Uji Breusch–Pagan menunjukkan tidak adanya heteroskedastisitas, sedangkan uji Variance Inflation Factor (VIF) menunjukkan seluruh nilai berada di bawah batas konvensional. Dengan demikian, model OLS tidak mengalami permasalahan heteroskedastisitas maupun multikolinearitas yang serius. Oleh karena itu, hasil uji asumsi klasik ini tidak menghambat analisis lanjutan dan mendukung penggunaan model ekonometrika spasial sebagai spesifikasi utama.

Tabel 5. Estimasi Model OLS

Variabel Koefisien Std.
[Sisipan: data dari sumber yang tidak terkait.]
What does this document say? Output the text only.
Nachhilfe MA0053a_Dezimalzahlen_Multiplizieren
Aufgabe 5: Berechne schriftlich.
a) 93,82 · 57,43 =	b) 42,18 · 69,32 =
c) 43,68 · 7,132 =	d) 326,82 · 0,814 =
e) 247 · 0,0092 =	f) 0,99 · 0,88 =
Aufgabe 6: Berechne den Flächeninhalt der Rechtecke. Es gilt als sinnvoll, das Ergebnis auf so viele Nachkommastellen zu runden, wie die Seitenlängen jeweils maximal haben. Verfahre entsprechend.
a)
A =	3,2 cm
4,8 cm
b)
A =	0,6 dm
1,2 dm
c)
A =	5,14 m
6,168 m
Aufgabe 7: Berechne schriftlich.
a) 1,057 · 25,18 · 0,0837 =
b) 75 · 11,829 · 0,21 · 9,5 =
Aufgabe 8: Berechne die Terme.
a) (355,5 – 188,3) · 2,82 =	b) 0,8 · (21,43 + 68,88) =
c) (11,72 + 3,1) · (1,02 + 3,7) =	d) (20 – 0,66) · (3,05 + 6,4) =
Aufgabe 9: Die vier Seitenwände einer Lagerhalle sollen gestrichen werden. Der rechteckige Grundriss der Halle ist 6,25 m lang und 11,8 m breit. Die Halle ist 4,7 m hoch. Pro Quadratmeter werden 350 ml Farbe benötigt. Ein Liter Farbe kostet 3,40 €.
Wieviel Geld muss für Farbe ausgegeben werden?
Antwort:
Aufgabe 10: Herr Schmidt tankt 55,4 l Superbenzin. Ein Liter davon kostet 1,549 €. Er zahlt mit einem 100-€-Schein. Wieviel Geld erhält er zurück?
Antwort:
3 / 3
Error t-value p-value
Intercept 572.7995 596.0410 0.961 0.345
X1 −0.0398 0.0402 −0.991 0.331
X2 −10.5616 35.7782 −0.295 0.770
X3 −2.3709 8.7417 −0.271 0.788
X4 −294.6991 804.7204 −0.366 0.717
Residual standard error: 219.20
Multiple R-squared: 0.0715
Adjusted R-squared: -0.0661
F-statistic: 0.5195, p-value: 0.7221

Hasil estimasi model OLS menunjukkan daya jelas yang rendah dengan nilai Multiple R-squared sebesar 0,071 serta seluruh variabel penjelas tidak signifikan secara statistik. Kondisi ini mengindikasikan bahwa variasi tingkat kriminalitas antar provinsi belum dapat dijelaskan secara memadai oleh model linier klasik. Menurut Anselin (1988), penerapan OLS pada data spasial yang mengandung ketergantungan antarwilayah dapat menghasilkan estimasi yang tidak efisien dan inferensi yang bias.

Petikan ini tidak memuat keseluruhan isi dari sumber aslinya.